-Re: memory usage & process distribution
Miguel Pereira 2012-07-23, 17:19
For configuring map reduce do you mean adding the
properties to the mapred-site.xml ?
On Mon, Jul 23, 2012 at 11:33 AM, John Vines <[EMAIL PROTECTED]> wrote:
> On Mon, Jul 23, 2012 at 11:21 AM, Miguel Pereira
> <[EMAIL PROTECTED]>wrote:
> > Hey guys,
> > I want to set up a realistic production cluster on Amazon's EC2 and I am
> > trying to decide 2 things.
> > - Memory usage
> > If I use one of the example configuration files, say the 512MB does that
> > mean that all Accumulo processes will use up a total of 512MB? At least
> > this appears to be the case when looking at the accumulo-env.sh
> > This will determine weather I use a small or large instance.
> Yes, it sets it up so all of the Accumulo processes have a footprint no
> bigger than 512MB. Mind you, we only have one configuration that is set up
> for things in a distributed fashion, which is 3GB. So if you're running
> multiple nodes, you can up some of the configurations for a larger
> footprint because you won't be running every process on every node.
> > - Process Distribution
> > Is this a standard configuration? I will start off with a small # of
> > nodes ( 3-4 ) & hope to use my local machine as a "monitor" for the
> > accumulo & ganglia web UI's in order to avoid ssh -X latency.

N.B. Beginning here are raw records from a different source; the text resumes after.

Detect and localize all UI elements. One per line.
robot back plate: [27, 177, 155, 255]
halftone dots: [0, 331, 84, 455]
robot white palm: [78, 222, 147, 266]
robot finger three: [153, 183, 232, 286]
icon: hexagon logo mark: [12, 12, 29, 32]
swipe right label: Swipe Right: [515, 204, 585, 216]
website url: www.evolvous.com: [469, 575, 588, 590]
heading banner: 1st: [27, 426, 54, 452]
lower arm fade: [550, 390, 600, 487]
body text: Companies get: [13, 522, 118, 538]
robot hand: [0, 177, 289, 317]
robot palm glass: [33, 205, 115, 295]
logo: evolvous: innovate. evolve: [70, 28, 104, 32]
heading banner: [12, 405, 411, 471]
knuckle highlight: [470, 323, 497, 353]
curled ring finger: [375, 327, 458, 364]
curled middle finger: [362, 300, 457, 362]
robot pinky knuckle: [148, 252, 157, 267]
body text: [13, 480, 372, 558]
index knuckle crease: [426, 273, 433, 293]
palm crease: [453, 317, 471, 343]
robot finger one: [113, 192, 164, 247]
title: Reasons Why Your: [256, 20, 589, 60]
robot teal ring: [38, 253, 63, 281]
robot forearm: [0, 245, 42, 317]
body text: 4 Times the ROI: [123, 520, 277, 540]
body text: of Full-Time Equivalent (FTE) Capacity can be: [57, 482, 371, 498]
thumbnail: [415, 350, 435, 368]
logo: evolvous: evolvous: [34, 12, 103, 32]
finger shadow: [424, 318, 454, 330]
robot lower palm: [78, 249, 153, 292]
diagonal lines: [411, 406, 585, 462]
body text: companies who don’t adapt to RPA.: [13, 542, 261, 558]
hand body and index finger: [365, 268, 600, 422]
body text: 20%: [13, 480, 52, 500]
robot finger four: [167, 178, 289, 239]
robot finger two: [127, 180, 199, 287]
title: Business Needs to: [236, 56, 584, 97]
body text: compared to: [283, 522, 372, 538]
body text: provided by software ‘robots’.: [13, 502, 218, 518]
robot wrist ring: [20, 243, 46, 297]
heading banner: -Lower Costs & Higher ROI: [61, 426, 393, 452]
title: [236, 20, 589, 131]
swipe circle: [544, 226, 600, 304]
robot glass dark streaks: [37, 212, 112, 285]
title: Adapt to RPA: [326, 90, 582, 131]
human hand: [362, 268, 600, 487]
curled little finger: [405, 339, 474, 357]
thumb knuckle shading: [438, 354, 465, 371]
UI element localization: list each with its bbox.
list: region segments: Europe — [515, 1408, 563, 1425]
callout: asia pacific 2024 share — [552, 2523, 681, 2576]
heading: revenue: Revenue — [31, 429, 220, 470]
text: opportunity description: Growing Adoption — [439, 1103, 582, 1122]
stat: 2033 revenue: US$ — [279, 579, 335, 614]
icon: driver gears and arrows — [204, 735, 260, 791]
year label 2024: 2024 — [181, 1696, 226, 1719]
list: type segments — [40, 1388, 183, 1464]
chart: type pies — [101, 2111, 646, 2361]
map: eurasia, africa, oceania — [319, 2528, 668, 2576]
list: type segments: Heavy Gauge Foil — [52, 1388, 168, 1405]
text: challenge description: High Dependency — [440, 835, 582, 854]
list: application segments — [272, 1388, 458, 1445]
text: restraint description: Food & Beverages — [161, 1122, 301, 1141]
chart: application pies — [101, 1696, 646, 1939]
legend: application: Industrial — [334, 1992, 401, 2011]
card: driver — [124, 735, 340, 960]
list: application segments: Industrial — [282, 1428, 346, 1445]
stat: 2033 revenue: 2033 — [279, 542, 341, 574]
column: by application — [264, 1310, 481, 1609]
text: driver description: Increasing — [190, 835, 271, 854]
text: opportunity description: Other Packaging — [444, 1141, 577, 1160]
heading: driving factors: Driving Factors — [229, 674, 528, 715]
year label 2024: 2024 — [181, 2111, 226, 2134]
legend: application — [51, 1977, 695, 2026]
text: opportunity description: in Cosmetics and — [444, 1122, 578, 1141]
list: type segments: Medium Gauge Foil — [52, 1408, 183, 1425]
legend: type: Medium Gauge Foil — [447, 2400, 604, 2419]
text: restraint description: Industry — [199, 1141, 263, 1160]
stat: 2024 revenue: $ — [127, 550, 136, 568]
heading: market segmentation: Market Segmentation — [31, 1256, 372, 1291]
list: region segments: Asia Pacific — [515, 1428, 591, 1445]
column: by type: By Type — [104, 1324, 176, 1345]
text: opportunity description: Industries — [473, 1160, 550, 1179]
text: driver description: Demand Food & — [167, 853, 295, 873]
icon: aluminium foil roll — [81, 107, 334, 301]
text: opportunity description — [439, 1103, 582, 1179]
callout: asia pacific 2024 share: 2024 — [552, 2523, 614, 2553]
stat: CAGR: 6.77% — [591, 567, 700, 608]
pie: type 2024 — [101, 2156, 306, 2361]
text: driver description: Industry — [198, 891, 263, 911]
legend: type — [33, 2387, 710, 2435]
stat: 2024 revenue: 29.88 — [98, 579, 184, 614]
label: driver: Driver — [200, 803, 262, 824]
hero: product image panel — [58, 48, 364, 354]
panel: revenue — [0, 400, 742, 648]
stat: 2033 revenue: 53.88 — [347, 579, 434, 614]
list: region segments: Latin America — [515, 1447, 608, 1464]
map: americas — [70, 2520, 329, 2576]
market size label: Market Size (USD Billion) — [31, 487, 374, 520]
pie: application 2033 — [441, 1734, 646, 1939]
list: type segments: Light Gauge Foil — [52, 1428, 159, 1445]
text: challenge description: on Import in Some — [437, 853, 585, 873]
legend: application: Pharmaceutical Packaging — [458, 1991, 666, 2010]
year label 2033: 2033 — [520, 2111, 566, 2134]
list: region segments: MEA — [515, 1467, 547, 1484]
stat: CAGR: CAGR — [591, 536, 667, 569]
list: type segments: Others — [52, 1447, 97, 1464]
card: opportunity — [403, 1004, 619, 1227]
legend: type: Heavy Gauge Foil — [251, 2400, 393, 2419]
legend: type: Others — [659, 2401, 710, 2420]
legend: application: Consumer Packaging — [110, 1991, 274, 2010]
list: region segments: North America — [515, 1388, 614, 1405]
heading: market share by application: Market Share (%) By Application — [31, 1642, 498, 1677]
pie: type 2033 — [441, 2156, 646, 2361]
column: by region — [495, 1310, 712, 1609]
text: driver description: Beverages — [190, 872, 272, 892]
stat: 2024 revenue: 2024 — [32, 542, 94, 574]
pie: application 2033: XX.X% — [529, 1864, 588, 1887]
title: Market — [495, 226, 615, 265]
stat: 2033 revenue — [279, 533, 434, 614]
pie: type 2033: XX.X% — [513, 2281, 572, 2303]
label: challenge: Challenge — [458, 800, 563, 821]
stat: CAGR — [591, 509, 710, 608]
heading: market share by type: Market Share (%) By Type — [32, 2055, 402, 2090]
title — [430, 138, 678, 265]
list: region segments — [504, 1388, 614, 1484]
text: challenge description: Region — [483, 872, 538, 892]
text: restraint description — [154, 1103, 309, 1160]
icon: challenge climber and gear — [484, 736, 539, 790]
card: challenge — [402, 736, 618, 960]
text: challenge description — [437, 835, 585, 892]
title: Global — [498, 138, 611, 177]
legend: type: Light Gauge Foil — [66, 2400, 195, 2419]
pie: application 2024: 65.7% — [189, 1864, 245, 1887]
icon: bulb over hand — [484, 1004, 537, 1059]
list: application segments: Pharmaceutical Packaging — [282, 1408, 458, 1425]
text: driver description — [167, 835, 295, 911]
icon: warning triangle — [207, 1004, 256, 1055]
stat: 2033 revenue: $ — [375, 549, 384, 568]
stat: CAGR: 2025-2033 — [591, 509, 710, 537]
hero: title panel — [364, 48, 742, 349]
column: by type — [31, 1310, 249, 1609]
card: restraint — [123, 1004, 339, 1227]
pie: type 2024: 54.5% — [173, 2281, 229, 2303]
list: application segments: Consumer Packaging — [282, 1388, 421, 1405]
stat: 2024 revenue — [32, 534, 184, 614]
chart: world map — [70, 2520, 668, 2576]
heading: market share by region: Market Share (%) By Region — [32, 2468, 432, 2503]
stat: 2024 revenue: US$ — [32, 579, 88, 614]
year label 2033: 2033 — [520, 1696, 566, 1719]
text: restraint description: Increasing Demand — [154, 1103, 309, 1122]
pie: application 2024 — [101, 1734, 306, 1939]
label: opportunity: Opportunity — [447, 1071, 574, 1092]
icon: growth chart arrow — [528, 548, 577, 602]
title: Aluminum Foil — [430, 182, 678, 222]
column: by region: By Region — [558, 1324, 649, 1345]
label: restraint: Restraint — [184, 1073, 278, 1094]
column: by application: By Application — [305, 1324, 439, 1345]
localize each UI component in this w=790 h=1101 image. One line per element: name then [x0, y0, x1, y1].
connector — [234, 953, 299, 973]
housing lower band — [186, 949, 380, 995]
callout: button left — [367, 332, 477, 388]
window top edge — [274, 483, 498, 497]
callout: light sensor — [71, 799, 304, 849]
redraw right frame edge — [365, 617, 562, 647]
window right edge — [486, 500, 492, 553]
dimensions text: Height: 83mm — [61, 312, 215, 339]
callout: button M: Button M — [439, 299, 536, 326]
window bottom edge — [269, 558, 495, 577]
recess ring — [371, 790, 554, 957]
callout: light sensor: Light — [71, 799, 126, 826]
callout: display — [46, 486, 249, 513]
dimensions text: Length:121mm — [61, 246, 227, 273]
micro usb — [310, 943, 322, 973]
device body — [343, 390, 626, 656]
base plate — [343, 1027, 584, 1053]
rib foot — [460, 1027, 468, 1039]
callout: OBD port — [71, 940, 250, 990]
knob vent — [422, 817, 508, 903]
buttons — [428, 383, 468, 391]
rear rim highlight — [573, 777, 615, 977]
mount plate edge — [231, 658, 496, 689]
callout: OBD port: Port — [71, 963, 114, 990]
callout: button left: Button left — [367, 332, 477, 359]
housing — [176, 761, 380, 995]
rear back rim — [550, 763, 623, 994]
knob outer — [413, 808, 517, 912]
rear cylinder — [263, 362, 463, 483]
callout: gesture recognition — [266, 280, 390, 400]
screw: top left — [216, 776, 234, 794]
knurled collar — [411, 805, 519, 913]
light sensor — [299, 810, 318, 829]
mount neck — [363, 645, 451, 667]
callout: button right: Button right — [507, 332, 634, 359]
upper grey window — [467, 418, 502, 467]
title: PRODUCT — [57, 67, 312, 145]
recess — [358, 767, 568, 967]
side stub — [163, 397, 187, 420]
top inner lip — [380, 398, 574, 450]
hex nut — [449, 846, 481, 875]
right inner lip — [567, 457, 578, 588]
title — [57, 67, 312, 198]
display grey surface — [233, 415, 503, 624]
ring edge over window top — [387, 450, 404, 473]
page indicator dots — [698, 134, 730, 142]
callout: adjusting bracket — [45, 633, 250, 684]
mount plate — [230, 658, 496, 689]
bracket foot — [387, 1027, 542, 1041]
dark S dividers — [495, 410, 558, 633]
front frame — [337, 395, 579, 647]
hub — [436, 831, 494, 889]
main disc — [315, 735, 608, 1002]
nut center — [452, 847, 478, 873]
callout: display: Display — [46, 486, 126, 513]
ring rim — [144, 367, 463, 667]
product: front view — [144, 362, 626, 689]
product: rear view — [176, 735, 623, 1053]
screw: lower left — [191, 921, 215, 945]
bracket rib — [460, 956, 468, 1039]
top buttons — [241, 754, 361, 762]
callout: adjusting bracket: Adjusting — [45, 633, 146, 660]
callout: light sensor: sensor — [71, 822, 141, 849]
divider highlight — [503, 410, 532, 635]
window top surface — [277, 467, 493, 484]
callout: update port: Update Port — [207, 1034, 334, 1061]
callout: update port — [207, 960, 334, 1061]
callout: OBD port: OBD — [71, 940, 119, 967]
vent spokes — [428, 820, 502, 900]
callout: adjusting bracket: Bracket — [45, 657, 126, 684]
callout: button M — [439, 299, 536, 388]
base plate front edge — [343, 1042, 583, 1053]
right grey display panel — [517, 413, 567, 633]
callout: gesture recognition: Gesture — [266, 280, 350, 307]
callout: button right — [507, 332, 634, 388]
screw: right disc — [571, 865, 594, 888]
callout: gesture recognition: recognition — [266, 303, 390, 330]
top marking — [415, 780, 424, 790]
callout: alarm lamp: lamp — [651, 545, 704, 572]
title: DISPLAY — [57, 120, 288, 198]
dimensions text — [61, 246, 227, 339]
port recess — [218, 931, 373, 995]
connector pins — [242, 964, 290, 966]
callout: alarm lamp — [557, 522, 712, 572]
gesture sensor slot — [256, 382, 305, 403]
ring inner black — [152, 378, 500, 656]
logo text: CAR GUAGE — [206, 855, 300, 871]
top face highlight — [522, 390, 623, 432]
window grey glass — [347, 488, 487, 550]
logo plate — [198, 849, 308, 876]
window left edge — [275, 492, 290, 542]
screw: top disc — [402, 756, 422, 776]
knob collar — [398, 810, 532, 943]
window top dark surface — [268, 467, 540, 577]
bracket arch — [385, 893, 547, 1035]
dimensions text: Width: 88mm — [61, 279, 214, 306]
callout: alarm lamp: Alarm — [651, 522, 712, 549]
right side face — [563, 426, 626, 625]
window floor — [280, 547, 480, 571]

> > [ Name Node ] Name Node, Gmond
> > [ Secondary NN ] Secondary Name Node, Gmond
> > [ Job Tracker ] JobTracker, Gmond
> > [ Zookeeper ] Zookeeper
> > [ Accumulo Master ] Master, Tracer, Garbage Collector, Gmond, Jmxtrans
> > [ Monitor ] Monitor, Gmetad, Gweb
> > [ Worker Node ] DataNode, Tasktracker, TabletServer, Logger, Gmond,
> > Jmxtrans
> > That looks good to me. Just make sure you configure your map reduce to
> that child memory * (reduce slots + map slots) aren't enough to cause
> > Thanks,
> > Miguel